Many people who have done little or no research are still looking at NFTs just as digital art. OpenSea is making sure that NFTs pertain to a wide array of digital goods and assets. The company’s own goal is to become the core destination for a new digital economy to thrive and to be the friendliest NFT marketplace that is also the most trusted and having the best selection.

OpenSea’s transaction volume was shown to have increased more than 600-times in 2021 versus 2020. That transaction volume has been reported to be roughly $15 billion in 2021, and other outside reports have shown that OpenSea’s NFT trading volume was already nearing the $1 billion mark just since the opening bell of 2022.

According to OpenSea’s release, Paradigm and Coatue led the funding round. New and existing investors participated (see below).

Another consideration here is that OpenSea’s Series B round of $100 million in funding was announced just last July. That $100 million round in 2021 valued the platform at $1.5 billion. It was led by a16z with participation from Coatue. Other investors included Michael Ovitz, Kevin Hartz, Dylan Field, Kevin Durant, Ashton Kutcher, and Tobi Lutke.

Many people are still trying to grasp the concept of Web3. So after $100 million in July and another $300 million just six months later, what will all of this capital actually be used for? OpenSea’s stated uses of the capital included:

  • accelerate product development,
  • significantly improve customer support and customer safety,
  • meaningfully invest in the wider NFT and Web3 community,
  • and to grow its team.

As for the NFT ecosystem, OpenSea said:

We are committed to expanding the entire NFT ecosystem.
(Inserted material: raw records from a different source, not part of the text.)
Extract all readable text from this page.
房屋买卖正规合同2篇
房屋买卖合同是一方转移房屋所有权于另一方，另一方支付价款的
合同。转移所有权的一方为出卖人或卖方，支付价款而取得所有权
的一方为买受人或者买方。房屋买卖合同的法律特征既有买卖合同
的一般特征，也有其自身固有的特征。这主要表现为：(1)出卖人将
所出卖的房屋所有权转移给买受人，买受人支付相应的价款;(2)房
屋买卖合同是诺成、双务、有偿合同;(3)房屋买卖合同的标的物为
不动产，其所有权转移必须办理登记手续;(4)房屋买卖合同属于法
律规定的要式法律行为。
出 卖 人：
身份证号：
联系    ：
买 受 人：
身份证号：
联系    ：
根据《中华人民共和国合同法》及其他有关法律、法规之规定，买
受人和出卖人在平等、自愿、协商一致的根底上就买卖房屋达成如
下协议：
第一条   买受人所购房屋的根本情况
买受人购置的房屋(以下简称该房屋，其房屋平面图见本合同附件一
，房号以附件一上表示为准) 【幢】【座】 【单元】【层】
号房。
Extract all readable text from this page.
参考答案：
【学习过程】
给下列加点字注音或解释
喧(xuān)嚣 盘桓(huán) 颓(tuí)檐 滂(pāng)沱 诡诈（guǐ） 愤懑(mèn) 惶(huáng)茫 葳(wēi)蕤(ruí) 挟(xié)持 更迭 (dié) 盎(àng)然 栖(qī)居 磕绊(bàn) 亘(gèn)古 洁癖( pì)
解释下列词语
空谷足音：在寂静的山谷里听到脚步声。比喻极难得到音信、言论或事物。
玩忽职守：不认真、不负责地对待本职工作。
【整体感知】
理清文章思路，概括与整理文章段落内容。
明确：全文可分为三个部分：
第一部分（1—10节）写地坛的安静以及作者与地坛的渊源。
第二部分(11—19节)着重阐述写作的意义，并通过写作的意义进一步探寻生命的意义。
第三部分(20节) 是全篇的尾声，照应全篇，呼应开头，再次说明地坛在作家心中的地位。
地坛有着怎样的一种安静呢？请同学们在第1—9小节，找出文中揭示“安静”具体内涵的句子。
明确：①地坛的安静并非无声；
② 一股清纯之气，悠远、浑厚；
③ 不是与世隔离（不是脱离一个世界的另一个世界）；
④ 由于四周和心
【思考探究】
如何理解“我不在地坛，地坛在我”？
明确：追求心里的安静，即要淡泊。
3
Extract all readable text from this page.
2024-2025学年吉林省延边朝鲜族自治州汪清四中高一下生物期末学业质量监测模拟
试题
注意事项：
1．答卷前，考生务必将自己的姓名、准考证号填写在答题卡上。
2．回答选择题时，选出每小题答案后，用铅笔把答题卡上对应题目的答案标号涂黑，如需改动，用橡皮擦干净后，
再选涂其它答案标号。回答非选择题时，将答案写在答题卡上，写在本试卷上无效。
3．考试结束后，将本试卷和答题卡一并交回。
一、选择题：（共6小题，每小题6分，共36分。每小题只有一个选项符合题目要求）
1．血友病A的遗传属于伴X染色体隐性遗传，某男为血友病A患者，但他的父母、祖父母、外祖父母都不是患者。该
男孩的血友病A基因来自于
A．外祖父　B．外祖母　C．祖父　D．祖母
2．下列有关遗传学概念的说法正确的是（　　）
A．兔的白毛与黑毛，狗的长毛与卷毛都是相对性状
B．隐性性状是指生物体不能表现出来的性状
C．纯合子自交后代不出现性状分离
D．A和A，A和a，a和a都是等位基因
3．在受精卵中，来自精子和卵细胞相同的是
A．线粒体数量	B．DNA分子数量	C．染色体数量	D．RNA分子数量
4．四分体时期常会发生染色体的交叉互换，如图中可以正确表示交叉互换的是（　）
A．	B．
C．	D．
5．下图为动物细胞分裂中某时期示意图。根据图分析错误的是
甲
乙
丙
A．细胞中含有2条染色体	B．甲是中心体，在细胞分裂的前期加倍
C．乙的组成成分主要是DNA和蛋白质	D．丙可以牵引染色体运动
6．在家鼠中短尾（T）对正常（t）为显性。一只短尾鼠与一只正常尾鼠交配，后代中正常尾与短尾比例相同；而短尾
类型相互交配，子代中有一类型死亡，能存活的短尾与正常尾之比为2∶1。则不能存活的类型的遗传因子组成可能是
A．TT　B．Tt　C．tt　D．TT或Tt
This quarter, we are launching a grant program to give us the opportunity to directly support the developers, builders, and creators shaping the future of the NFT space. Our ambition is to foster the scale and growth of the broader NFT ecosystem including raising the profile of emerging creators and investing in the people who shape the NFT space for the better today.

We wanted to look outside of OpenSea’s news for other relevant data to indicate just what is happening for Web3 as 2022 kicks into high gear.

One industry outsider has made some fresh noise about the NFT market which should not go without notice. Investor and Shark Tank member (and the face of the StartEngine investment platform) Kevin O’Leary recently endorsed NFTs in a way that will resonate with the crypto and NFT community — by saying he preferred NFTs linked to real world assets AND that NFTs will become larger than Bitcoin. He said:

I think non-fungible tokens are going to be bigger than bitcoin. They offer so much value around authentication, inventory management, and all kinds of use cases in different asset classes.

It is not unusual for young companies to experience multiple funding rounds within a short period of time when they are experiencing hyper-growth. After all, when you are growing that fast sometimes it’s more important to get the cash to get you through whatever lies ahead in the next few months or a year rather than worrying about small things like bills and expenses.

What is unusual at this pace is the $13.3 billion valuation — and $300 million at that valuation implies that the new round of investors only took an additional 2.25% stake in the company.